Bu zorlukla başa çıkmak için, mevcut blok zincirlerini kuantum saldırılarına karşı yükseltmek de dahil olmak üzere, kuantum dirençli blok zinciri teknolojileri geliştirmek acil bir durum haline gelmiştir. Post-kuantum kriptografi (PQC), kuantum hesaplama saldırılarına dayanabilen yeni nesil kriptografik algoritmalar olarak araştırma alanında önemli bir odak haline gelmektedir. Bazı teknik ekipler bu alanda ilerleme kaydetmiş olup, blok zincirinin tüm süreçlerine yönelik post-kuantum kriptografi yeteneklerinin inşasını tamamlamış, birden fazla NIST standardı post-kuantum kriptografi algoritmasını destekleyen geliştirilmiş OpenSSL kripto kütüphanesini geliştirmiş ve NIST post-kuantum imza standart algoritmalarına yönelik dağıtık anahtar yönetim protokolleri üzerinde çalışmıştır.
Blok Zinciri'ni kuantum seviyesine geçirme, ECDSA'ya kıyasla post-kuantum imzalarının depolama genişlemesi gibi birçok teknik zorlukla karşı karşıya kalmaya devam ediyor, ancak konsensüs süreçlerini optimize ederek ve bellek okuma gecikmesini azaltarak, bazı ekipler kuantum karşıtı blok zincirinin işlem işleme hızını (TPS), orijinal zincirin yaklaşık %50'sine kadar çıkarmayı başardı. Bu ilerlemeler, gelecekteki blok zincirinin kuantum çağındaki güvenliği ve istikrarı için önemli bir garanti sağlamaktadır.
Kuantum hesaplamadaki ilerlemeler hem bir zorluk hem de bir fırsattır.
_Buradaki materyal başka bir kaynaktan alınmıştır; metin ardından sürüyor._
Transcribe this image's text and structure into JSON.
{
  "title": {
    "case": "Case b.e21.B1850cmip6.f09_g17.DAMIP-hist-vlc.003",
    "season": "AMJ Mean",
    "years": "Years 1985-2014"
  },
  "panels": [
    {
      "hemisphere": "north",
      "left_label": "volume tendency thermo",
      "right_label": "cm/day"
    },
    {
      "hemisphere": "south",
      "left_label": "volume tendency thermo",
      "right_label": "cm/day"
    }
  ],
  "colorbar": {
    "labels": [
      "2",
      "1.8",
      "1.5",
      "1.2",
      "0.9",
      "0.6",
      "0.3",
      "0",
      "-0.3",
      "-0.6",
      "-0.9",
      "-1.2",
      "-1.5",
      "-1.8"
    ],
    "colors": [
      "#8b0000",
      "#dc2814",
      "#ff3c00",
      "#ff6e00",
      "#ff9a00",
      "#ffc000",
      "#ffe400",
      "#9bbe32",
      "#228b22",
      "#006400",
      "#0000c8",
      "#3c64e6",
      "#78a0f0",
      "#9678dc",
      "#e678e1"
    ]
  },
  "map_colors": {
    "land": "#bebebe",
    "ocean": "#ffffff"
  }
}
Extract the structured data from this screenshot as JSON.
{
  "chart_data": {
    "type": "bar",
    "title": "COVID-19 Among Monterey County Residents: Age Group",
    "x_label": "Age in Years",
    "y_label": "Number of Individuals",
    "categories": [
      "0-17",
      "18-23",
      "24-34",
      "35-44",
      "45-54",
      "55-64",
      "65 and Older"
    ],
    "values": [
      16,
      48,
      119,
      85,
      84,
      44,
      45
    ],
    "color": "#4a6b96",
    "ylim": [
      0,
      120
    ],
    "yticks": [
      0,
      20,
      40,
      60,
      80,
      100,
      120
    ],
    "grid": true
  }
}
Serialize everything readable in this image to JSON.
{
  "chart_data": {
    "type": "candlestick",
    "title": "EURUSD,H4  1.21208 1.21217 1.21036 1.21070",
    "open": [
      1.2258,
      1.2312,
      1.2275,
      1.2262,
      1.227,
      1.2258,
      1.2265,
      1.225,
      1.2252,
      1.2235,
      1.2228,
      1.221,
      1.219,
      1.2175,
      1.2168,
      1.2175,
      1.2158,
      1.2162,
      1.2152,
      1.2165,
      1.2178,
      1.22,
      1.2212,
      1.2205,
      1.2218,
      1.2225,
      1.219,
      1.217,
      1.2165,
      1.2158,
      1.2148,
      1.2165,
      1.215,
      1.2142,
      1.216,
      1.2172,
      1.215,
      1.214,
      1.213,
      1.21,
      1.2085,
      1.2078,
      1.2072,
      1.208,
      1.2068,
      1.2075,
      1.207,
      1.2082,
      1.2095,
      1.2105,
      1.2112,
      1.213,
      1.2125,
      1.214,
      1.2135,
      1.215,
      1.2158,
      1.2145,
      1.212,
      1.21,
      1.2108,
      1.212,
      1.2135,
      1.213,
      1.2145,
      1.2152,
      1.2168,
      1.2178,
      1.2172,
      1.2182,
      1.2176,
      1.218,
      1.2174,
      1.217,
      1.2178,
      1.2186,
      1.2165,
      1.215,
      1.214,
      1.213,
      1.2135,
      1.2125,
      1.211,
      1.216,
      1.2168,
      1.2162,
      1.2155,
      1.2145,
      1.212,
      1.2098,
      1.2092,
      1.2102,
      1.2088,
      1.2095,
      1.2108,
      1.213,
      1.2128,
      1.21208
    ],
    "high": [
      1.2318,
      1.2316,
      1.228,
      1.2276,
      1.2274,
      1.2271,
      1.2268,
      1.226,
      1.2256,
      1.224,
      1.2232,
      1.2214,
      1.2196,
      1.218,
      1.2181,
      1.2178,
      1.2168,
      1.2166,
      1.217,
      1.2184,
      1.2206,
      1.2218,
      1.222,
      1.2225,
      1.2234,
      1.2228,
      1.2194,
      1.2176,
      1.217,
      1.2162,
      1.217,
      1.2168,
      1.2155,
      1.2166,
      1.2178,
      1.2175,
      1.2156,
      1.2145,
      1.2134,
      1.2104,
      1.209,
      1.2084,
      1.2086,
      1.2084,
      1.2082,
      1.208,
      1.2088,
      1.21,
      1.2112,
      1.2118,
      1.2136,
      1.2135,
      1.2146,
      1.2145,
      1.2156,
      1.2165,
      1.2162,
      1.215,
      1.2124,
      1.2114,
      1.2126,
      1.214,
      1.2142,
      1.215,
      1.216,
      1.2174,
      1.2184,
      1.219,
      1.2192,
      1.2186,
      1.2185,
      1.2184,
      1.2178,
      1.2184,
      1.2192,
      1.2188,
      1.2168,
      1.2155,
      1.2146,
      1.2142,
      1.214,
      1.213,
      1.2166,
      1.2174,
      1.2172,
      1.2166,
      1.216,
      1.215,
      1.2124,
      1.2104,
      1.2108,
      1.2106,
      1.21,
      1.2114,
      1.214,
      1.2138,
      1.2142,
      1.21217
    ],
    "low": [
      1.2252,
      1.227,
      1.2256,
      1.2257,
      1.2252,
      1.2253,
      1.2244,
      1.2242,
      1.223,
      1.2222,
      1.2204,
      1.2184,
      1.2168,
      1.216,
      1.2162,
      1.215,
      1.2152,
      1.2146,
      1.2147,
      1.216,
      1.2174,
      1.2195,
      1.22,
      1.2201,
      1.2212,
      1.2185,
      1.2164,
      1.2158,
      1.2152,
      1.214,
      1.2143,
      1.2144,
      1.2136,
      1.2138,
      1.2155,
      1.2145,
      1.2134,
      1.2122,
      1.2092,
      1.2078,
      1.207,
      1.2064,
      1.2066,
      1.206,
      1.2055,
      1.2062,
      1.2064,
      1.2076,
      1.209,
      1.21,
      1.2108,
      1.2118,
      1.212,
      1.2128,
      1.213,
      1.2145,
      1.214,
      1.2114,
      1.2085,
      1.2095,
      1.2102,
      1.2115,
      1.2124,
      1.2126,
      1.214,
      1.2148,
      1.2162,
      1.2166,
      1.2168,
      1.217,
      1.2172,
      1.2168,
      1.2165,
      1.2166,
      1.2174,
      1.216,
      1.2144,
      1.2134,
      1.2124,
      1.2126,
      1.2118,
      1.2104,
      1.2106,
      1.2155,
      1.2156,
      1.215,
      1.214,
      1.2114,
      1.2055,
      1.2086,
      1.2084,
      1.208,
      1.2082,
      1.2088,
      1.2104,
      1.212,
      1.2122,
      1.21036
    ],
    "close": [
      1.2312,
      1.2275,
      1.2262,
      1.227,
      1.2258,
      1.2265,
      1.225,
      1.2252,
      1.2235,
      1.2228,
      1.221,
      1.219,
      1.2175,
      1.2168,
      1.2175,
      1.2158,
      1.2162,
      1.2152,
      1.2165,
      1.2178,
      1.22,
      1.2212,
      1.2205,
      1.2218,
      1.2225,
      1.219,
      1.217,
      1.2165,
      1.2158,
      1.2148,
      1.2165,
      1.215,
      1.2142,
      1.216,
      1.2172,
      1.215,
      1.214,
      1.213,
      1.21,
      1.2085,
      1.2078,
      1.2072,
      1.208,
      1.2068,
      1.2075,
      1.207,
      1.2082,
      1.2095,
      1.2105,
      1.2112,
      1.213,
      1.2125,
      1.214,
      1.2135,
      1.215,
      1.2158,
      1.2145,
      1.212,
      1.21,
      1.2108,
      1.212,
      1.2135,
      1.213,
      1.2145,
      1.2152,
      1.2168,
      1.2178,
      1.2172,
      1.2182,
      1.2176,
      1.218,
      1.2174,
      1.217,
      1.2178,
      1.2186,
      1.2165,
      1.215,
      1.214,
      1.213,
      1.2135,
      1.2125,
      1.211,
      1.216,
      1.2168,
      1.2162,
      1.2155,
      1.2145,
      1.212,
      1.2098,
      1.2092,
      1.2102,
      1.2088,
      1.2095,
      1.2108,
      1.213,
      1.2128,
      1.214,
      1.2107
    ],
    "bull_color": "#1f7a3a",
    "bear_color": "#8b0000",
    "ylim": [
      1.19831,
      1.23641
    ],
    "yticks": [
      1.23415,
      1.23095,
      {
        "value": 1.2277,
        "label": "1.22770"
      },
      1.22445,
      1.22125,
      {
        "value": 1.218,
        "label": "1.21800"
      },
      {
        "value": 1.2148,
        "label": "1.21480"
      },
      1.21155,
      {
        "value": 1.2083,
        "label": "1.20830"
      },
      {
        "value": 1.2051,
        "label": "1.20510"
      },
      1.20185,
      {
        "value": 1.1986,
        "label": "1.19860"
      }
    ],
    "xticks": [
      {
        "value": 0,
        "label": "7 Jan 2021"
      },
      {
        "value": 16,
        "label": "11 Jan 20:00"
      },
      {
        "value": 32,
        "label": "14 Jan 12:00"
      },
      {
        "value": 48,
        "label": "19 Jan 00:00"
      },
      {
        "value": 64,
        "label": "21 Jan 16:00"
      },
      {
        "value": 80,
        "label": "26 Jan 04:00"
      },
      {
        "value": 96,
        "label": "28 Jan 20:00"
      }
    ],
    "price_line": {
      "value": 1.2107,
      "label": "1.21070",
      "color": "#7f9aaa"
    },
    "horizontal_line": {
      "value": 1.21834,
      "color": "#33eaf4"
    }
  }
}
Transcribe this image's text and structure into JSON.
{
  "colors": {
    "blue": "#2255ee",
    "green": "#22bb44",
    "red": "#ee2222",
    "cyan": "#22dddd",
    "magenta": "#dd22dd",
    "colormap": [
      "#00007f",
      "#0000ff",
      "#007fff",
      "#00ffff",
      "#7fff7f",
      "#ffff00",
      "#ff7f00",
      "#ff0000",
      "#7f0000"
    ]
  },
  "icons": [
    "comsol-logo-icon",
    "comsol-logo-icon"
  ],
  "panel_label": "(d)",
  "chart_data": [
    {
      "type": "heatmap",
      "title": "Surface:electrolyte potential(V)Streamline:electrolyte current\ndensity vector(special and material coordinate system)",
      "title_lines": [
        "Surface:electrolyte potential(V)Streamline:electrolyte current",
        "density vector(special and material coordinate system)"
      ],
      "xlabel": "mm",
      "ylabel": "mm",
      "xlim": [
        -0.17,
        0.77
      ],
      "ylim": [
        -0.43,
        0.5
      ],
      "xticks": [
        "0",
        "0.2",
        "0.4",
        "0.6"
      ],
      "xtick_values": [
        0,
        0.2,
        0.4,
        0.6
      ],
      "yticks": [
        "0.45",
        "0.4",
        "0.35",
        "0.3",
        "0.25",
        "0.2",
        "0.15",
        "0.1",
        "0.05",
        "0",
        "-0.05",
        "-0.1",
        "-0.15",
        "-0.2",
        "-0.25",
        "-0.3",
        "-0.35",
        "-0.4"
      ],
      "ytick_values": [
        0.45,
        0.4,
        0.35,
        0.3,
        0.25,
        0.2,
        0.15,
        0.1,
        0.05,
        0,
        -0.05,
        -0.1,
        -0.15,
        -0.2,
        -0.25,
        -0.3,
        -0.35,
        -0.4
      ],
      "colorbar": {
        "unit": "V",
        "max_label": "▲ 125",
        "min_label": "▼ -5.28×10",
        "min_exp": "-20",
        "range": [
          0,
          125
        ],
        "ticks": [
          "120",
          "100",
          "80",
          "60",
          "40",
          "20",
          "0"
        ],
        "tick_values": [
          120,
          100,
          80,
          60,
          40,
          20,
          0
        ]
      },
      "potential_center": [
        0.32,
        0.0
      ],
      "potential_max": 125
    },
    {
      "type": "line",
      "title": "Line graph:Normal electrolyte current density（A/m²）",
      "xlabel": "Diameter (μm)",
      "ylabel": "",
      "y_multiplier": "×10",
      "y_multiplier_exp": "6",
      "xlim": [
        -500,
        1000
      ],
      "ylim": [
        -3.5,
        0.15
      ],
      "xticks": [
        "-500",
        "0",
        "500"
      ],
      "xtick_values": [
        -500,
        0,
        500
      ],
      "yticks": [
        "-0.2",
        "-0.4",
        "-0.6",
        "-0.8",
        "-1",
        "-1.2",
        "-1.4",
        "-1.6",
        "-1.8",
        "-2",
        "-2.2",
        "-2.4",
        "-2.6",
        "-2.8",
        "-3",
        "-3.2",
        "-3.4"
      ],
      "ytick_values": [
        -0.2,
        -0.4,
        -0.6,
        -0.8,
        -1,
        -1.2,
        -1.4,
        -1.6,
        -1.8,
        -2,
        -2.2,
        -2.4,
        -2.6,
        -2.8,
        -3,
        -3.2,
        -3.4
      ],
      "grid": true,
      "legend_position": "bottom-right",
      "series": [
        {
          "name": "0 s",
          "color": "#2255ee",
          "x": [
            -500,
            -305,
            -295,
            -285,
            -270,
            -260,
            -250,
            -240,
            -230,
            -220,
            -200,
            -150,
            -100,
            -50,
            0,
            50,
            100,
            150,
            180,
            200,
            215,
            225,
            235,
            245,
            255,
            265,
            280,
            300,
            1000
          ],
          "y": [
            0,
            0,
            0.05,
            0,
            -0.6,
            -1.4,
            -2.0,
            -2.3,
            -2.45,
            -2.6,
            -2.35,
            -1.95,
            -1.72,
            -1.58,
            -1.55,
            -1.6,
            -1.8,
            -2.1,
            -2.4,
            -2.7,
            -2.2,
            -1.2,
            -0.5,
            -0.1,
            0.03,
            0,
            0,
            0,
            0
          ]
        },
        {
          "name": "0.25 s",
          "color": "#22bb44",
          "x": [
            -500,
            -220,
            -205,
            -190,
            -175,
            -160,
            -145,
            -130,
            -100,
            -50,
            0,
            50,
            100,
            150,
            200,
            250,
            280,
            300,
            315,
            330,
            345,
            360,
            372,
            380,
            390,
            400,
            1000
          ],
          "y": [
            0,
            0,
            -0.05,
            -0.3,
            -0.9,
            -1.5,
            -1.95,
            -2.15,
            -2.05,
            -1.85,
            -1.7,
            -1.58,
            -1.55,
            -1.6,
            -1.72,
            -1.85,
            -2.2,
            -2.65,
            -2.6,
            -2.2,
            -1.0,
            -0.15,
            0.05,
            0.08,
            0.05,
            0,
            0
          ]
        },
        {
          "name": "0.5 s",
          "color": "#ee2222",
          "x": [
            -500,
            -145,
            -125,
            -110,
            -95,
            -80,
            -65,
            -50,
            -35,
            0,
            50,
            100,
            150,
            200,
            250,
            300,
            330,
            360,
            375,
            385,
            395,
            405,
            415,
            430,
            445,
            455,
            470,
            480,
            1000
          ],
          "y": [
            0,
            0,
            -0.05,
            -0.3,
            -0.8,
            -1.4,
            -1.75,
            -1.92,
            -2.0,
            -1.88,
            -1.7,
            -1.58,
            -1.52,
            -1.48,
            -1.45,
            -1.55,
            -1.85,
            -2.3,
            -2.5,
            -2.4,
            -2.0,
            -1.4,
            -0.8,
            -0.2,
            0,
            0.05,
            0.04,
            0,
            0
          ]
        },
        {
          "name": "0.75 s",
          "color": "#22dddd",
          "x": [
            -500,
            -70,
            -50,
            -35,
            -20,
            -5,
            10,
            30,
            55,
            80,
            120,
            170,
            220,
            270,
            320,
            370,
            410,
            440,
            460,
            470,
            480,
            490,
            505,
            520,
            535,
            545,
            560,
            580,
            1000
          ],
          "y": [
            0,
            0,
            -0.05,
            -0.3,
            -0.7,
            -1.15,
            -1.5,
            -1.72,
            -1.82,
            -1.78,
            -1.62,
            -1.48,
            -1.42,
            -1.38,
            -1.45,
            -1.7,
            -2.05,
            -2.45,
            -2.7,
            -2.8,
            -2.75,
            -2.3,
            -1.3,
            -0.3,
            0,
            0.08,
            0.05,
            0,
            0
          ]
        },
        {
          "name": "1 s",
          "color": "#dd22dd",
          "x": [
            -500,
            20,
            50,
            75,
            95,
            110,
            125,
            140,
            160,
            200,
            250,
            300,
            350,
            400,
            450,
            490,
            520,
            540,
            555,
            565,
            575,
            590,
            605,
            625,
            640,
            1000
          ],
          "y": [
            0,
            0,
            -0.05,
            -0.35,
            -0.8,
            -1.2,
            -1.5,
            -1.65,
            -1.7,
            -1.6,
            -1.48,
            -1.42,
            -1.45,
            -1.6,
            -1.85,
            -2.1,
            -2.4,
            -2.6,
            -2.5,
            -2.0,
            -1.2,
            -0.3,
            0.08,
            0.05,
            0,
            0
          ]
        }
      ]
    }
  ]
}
Bu, kriptoloji ve blok zinciri teknolojisindeki yenilikleri teşvik etmekte, sektörü uzun vadeli güvenliğe daha fazla önem vermeye yönlendirmektedir. Araştırmalar derinleştikçe, blok zinciri teknolojisinin gelecekteki kuantum çağına devam edebileceğine dair bir inancımız var.